Suara.com - Mantan penyidik senior Komisi Pemberantasan Korupsi (KPK), Novel Baswedan menyebut sejumlah perkara kontroversial yang terjadi terjadi di interl KPK buah dari tindakan sejumlah pimpinan KPK yang melakukan pelangaran etik.
Novel menyebut, karena tidak adanya tindakan tegas yang diamblil Dewan Pengawas KPK, kepada pimpinan yang diduga melanggar, sehingga seolah terjadi pembiaran.
"Kita mulai melihat akibat dari kerusakan yang terjadi ketika pimpinan KPK seolah berlomba berbuat masalah, baik berupa pelanggaran etik maupun pidana. Sikap pimpinan KPK yang banyak melakukan pelanggaran tersebut, justru tidak dilakukan penegakan hukum yang benar oleh Dewas KPK, sehingga terkesan atau bisa dianggap Dewas KPK membiarkan/menutupi perbuatan-perbuatan pelanggaran yang tentu merupakan pelanggaran terhadap integritas," kata Novel saat dihubungi Suara.com, Rabu (28/6/2023).
Pada waktu yang berdekatan, ada tiga perkara di internal lembaga antikorupsi, pertama kasus dugaan pungutan liar di rutan KPK. Kemudian petugas rutan KPK yang diduga melakukan asusila ke istri tahanan, terakhir dugaan korupsi biaya perjalanan dinas luar kota.

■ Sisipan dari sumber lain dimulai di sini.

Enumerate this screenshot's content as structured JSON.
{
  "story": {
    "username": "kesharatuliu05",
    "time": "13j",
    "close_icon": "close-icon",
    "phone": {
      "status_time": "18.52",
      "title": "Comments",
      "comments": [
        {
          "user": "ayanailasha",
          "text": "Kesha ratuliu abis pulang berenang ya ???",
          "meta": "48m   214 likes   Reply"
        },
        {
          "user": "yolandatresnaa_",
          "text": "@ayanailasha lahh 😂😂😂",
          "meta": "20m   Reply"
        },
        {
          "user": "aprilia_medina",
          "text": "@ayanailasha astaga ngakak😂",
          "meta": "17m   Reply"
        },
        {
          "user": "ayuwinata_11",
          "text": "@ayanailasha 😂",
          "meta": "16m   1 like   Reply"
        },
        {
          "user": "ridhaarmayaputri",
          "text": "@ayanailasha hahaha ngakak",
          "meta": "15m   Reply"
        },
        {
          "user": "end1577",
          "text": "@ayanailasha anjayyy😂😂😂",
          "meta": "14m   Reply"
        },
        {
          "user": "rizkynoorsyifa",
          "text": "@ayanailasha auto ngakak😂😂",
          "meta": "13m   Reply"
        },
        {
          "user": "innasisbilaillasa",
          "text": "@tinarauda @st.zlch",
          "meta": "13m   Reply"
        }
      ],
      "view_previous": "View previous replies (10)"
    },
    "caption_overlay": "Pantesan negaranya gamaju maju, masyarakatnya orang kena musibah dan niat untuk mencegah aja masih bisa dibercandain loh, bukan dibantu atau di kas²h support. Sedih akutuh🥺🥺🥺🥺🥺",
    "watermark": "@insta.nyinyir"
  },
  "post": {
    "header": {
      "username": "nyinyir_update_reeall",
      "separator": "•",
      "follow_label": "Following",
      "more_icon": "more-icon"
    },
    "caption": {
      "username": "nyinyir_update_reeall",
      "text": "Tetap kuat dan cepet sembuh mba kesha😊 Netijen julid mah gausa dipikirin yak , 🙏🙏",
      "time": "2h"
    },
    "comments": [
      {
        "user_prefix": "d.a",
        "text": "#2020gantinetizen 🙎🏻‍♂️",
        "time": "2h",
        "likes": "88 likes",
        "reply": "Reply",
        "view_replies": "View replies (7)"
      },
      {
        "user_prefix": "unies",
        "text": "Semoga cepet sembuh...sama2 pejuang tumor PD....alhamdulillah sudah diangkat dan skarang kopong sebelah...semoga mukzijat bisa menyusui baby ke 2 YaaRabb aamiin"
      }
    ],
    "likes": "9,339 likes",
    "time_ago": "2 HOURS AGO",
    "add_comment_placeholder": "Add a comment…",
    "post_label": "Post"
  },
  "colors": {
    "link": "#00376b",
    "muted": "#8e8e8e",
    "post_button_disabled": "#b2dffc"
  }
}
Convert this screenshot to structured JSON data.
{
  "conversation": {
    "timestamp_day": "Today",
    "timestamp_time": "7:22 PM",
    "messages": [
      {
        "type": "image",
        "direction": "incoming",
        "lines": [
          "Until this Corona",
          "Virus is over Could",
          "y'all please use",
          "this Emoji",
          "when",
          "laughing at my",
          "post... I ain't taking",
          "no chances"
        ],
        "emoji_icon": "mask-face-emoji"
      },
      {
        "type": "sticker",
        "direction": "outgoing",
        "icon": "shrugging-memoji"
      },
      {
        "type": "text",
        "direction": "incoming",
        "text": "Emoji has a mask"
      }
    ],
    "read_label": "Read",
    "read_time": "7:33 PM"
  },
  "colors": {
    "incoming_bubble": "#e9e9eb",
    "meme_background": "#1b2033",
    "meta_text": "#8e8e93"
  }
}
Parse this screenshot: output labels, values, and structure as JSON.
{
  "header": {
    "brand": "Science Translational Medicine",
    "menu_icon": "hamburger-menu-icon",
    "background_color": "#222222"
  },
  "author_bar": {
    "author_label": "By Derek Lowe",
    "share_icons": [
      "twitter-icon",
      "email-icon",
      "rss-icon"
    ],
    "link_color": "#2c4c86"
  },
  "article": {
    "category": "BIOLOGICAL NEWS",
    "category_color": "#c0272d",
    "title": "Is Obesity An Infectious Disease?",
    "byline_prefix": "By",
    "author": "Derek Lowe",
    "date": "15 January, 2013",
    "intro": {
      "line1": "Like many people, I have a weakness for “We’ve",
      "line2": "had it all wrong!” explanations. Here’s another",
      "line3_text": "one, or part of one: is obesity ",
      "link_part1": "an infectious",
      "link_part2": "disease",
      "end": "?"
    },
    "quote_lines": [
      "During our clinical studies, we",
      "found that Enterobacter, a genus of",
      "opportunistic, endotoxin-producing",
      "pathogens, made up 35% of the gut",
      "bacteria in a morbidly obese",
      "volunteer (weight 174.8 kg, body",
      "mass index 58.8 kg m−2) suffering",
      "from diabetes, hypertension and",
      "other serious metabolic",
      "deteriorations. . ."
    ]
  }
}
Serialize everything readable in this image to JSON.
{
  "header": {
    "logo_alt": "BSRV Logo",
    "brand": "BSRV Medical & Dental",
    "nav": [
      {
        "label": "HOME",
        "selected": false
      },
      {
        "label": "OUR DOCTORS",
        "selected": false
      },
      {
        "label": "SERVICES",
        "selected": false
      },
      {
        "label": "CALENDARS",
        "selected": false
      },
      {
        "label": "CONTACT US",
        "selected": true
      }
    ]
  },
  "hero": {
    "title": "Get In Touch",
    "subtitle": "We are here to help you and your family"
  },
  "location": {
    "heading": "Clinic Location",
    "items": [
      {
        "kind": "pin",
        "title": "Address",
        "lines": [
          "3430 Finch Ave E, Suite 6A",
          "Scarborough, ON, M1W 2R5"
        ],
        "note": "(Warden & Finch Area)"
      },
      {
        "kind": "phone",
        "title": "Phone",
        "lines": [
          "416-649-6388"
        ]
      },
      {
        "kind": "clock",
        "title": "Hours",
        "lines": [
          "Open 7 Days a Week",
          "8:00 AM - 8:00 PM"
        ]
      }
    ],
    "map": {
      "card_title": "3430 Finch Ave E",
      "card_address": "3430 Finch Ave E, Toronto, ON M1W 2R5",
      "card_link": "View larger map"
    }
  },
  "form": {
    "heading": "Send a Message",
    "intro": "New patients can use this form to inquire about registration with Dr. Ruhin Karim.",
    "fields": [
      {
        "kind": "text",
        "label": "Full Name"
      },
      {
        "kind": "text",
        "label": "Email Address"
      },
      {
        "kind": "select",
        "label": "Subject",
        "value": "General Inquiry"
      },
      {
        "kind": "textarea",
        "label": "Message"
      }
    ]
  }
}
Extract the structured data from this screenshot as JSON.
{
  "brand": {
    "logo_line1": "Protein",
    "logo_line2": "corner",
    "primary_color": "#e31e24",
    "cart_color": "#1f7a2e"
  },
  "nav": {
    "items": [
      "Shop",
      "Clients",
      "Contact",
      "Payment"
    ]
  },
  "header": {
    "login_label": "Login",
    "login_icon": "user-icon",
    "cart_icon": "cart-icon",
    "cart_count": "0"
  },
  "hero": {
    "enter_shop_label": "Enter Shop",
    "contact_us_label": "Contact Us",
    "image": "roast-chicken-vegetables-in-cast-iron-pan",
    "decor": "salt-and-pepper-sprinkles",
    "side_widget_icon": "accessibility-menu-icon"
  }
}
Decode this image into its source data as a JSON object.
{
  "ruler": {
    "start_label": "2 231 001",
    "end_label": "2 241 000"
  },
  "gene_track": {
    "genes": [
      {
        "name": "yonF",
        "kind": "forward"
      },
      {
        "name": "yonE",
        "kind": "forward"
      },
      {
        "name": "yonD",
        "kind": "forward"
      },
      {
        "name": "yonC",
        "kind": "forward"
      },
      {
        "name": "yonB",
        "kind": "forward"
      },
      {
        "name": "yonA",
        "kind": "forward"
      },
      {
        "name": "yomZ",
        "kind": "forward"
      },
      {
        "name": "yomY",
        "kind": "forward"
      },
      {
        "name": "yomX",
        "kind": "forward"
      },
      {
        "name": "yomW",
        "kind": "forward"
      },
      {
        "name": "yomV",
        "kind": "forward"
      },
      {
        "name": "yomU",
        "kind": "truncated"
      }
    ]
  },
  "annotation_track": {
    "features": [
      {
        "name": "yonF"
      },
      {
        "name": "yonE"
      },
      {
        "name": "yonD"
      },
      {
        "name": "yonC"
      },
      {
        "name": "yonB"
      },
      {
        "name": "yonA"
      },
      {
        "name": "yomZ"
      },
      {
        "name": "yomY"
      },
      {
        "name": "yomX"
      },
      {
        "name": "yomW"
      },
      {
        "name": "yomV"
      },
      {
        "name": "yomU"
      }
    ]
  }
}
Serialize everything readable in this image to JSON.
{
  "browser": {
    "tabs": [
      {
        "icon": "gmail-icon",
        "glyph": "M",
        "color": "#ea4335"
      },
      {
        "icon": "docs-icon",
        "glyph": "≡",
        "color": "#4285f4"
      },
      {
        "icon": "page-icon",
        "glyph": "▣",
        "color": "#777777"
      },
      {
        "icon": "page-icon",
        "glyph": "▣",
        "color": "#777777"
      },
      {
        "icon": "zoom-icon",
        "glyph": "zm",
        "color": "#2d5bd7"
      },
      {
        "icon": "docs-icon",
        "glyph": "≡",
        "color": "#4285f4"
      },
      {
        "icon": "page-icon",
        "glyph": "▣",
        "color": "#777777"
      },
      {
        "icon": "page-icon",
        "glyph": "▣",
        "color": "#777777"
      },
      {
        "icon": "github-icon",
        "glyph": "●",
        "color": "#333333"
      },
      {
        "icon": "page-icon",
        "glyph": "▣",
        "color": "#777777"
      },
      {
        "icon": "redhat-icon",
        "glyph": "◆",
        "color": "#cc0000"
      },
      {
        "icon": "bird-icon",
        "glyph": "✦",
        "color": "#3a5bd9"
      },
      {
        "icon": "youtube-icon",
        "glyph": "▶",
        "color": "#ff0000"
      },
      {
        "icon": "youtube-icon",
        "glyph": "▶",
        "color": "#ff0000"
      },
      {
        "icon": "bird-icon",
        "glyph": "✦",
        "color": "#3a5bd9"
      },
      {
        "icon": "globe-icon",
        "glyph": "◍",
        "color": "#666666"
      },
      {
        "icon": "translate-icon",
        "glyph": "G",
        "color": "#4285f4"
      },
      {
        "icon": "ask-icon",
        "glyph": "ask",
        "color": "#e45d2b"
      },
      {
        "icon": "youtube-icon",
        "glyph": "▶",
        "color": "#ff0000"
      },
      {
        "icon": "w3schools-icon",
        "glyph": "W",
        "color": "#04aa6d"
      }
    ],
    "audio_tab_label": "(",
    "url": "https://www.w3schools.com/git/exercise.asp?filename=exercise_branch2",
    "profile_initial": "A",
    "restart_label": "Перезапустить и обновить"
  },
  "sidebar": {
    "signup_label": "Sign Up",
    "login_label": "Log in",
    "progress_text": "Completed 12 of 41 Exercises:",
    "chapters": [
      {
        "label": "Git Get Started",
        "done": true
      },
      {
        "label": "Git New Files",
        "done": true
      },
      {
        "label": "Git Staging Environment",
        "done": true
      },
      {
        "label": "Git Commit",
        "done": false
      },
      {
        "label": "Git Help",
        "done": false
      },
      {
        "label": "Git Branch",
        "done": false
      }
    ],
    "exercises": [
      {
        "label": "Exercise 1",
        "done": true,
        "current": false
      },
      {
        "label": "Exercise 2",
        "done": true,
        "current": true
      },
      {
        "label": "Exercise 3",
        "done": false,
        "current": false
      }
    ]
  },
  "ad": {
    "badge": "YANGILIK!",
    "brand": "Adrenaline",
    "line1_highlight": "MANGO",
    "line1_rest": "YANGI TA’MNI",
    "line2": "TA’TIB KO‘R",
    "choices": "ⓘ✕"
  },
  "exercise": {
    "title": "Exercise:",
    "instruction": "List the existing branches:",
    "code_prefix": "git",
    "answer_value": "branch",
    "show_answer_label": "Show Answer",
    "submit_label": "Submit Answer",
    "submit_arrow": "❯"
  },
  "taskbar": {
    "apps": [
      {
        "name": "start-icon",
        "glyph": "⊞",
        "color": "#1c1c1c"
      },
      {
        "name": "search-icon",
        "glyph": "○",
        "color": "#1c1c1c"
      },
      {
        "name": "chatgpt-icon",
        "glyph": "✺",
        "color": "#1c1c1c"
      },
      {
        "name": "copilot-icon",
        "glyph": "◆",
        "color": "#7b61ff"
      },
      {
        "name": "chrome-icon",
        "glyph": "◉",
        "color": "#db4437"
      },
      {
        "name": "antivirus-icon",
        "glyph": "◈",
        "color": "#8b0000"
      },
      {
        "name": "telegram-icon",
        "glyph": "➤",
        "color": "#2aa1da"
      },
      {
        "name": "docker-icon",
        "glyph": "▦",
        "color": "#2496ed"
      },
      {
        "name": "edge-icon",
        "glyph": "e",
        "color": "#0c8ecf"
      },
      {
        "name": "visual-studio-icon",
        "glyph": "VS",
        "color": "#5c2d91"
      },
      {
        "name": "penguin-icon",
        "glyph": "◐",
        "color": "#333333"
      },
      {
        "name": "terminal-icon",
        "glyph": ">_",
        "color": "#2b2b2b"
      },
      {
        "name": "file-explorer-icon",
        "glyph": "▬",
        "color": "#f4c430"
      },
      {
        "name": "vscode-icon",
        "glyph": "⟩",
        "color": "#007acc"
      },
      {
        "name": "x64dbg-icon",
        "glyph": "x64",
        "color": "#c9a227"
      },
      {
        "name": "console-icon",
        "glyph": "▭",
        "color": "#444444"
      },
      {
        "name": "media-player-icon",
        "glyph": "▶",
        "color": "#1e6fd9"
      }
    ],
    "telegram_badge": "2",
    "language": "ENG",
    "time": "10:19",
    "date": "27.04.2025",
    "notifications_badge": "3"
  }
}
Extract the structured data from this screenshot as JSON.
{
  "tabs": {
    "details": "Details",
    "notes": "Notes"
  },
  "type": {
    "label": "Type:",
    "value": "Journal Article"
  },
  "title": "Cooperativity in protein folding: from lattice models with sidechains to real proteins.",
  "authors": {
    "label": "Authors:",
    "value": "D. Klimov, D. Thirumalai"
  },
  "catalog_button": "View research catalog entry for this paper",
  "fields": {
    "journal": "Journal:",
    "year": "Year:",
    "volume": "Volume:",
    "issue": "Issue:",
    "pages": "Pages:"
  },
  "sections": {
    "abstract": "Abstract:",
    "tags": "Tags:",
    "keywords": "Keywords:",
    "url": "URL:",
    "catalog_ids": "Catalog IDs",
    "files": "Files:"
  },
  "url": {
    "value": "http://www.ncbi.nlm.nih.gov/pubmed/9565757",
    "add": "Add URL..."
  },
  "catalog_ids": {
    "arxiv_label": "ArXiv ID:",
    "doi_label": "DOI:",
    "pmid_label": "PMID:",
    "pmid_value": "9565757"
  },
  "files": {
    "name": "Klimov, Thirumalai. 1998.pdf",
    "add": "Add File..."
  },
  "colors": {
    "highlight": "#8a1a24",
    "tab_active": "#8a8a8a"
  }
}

Baca Juga: Daftar Kasus yang Melanda Internal KPK: Pungli di Rutan, Pelecehan, Kini Pegawai Korupsi
Namun, jauh sebelum ketiga perkara itu, sejumlah pimpinan KPK diduga melakukan pelanggaran. Pertama, Ketua KPK Filri Bahuri diduga membocorkan dokumen penyelidikan korupsi di Kementerian ESDM. Perkara itu sudah ditindaklanjuti Dewan Pengawas KPK namun, tidak naik ke sidang etik karena alat butik yang tidak cukup.
Kendati demikian, perkara itu bergulir ke Polda Metro Jaya, sudah dinaikkan ke tahapan penyidikan dari sebelumnya penyelidikan.
Perkara berikutnya, Wakil Ketua KPK Johanis Tanak yang diduga berhubungan dengan pihak berperkara di lembaga antikorupsi. Dewan Pengawas KPK memutuskan menaikkannya ke sidang etik.
"Kondisi tersebut tentunya menular atau ditiru oleh pegawai lainnya. Yang ternyata seperti mendapatkan kelonggaran dengan persepsi Dewas KPK yang lemaha atau permisif terhadap perbuatan pelanggaran. Akibatnya kita melihat kondisi sekarang ini, sebagai akumulasi permasalahan tersebut di atas," ujar Novel.
Novel khawatir, jika sikap premisif itu terus dibiarkan akan berdampak ke pemberantasan korupsi yang dilakukan KPK.
Baca Juga: Kacau, Pegawai KPK Tilap Uang Dinas, Dicopot dari Jabatannya
"Bila hal ini terus dibiarkan, sikap permisif Dewas tidak diluruskan, dan tidak ada pengurutan yang tuntas terhadap pelanggaran-pelanggaran atau bahkan kejahatan korupsi yg dilakukan di internal KPK, akan berpengaruh terhadap pemberantasan korupsi secara umum," sebut Novel.
"Dan akibatnya akan membuat IPK (Indeks presepsi korupsi) Indonesia kembali turun drastis. Yang hal tersebut akan berdampak terhadap ekonomi dan investasi di Indonesia," sambungnya.
Tiga Perkara di Internal KPK
Kasus pungutan liar yang diduga melibatkan puluhan penjaga Rutan KPK diungkap Dewan Pengawas KPK, setelah menindaklanjuti perbuatan asusila. Terduga adalah petugas Rutan KPK berinisial M. Perbuatan asusilah itu dilakukannya kepada istri tahanan korupsi.
M diduga menghubungi istri tahanan KPK lewat video call WhatsApp. Kemudian diduga memaksa untuk menunjukkan bagian tubuh senstif terduga korban. Peristiwa itu disebut terjadi pada 22 September 2022.
Pada 12 April 2023, Dewas KPK menyatakan M bersalah dan menjatuhkan hukuman berupa saksi sedang dengan minta maaf secara terbuka dan tidak langsung. Belakangan kasus tersebut diketahui awak media, setelah kasus pungutan liar di Rutan KPK diungkap Dewan Pengawas KPK.
Sementara perkara korupsi biaya perjalanan dinas luar kota, diungkap KPK pada Selasa (27/6/2023) lalu. Terduga pelaku diduga memotong biaya perjalan dinas hingga menyebabkan kerugian negara Rp 550 juta.